Me: (grumble grumble grumble) Stupid poker.
Wife: It could always be worse.


In "1984," the ultimate torture is Room 101, where Winston's greatest fear--rats--is offered up to aid in his "rehabilitation."

What's your greatest fear?

If you think I'm going to tell you about the guy who called 3 bets cold before the flop with his 102o and sucked out both me (holding AA) and another fella (holding KK), no, that's not my greatest fear. It would most definitely suck to have to replay that single hand over and over again from now until eternity, each deal of the cards erasing the memory of the previous hand. Wait. I'm talking myself into this being my greatest fear.

It isn't. Yet.

Anybody out there old enough to be aware of current events in 1976? I am. I was a freaky kid that way. Was reading the newspaper and watching the news at a very early age. Too aware for my own good, I think. I was an anxiety-ridden 9-year-old, with way too many thoughts and nightmares about the Cold War and what I presumed to be its natural conclusion: Nuclear Holocaust.

Aiding this particular fear was the presence of the Lawrence Livermore National Laboratory located within spitting distance of my childhood home.
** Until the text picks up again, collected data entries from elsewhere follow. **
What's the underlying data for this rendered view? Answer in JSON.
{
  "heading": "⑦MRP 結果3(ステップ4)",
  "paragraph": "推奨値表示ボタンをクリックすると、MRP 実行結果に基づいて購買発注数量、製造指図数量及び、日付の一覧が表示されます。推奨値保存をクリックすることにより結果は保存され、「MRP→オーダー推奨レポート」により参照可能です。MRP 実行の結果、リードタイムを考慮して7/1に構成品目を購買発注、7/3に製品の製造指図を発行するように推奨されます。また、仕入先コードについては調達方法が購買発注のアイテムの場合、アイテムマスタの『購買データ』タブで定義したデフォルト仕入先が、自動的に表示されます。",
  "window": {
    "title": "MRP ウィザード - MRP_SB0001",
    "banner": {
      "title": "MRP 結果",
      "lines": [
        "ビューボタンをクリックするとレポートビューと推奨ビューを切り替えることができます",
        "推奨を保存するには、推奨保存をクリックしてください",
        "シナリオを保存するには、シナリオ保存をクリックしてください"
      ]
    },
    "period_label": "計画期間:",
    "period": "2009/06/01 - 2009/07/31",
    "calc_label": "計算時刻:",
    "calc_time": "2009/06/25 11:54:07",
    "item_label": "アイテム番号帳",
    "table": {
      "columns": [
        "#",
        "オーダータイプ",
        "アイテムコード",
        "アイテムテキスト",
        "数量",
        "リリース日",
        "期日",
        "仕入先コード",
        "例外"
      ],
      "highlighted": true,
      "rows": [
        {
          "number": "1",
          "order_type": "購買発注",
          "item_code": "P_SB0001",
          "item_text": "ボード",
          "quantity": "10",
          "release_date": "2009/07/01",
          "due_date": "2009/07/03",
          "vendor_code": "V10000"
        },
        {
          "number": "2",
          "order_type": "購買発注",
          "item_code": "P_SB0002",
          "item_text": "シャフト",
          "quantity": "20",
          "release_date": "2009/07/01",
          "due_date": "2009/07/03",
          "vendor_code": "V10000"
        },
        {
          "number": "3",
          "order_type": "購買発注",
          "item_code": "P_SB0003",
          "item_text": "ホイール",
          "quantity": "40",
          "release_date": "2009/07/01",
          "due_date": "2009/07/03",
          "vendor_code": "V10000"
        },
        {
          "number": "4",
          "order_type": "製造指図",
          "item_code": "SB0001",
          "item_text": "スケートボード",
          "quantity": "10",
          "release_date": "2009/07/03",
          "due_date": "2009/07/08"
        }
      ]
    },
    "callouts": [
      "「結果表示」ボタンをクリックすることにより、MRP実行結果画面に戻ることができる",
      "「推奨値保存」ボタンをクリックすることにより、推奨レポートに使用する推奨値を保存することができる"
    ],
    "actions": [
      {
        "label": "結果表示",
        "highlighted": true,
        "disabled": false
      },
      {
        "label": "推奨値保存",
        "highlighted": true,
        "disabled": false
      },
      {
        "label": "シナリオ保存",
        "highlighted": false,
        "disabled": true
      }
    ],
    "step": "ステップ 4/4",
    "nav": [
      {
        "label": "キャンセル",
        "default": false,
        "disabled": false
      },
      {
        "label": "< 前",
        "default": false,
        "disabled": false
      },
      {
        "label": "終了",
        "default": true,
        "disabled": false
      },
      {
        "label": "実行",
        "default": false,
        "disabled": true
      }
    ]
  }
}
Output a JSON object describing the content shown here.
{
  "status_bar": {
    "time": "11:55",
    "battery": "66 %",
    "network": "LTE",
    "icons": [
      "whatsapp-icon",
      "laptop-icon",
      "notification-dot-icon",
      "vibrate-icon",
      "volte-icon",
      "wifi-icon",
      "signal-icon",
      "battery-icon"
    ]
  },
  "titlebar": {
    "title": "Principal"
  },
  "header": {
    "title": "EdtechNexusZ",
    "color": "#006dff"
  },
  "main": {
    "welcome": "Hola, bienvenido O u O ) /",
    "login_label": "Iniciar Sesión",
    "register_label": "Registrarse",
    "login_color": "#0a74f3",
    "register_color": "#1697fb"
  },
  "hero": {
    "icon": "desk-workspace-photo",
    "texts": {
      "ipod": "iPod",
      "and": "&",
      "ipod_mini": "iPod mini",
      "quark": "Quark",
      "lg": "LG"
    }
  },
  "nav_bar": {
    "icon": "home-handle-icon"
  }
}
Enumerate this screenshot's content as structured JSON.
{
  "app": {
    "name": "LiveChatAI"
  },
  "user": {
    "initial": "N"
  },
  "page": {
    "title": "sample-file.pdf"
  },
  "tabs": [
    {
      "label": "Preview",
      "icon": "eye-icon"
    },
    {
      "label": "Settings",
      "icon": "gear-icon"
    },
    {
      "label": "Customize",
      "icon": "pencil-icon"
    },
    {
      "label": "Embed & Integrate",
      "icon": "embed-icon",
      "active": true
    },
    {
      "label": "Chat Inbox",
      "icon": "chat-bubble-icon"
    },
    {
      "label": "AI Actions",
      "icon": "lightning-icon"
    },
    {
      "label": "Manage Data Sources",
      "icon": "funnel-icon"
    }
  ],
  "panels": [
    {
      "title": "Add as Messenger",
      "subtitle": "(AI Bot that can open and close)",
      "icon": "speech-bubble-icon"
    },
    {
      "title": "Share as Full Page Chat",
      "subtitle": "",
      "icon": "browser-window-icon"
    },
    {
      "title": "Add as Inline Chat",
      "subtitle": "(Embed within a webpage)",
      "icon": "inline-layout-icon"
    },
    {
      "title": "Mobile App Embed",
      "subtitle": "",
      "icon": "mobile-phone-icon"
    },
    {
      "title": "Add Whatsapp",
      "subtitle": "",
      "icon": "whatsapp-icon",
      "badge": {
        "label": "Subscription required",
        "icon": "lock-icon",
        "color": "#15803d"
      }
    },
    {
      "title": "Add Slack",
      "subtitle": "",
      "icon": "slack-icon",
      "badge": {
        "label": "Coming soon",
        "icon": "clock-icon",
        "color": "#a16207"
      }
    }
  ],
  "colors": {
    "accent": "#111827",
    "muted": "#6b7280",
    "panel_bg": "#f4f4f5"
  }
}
Every 4th grader worth his tetherball knew my hometown was a primary target for the Red Menace.

Still, not my greatest fear.

In 1976, a busload of school children disappeared off the face of the Earth in Chowchilla, CA. They were kidnapped by an odd trio of misfits, a couple, if memory serves, from wealthy, connected San Francisco families. The kids were shoved into a moving van and buried in a gravel pit. In. My. Hometown.

They managed to dig themselves out after a couple days and all survived.

Not until the horror of their ordeal went to work on my imagination.

As if that weren't bad enough, along came "Quincy," Jack Klugman as everybody's favorite M.E. It was my parents' favorite show. One episode featured a kidnapped young girl buried alive somewhere on a beach. I've not been the same since. The very idea of being buried alive transports me right back into my 9-year-old head, summons the cold despair of those nights I laid awake in abject fear.

I'm no longer anxiety-ridden. I mellowed in my 20s. The Cold War is over. But I can't watch "The Vanishing." And I'm not crazy about tight, enclosed quarters (in an elevator, for example), either.

The moral of the story? Taking repeated bad beats is way better than trying to dig yourself out of a shallow grave.

Yes, this is how I go about looking for a bright side.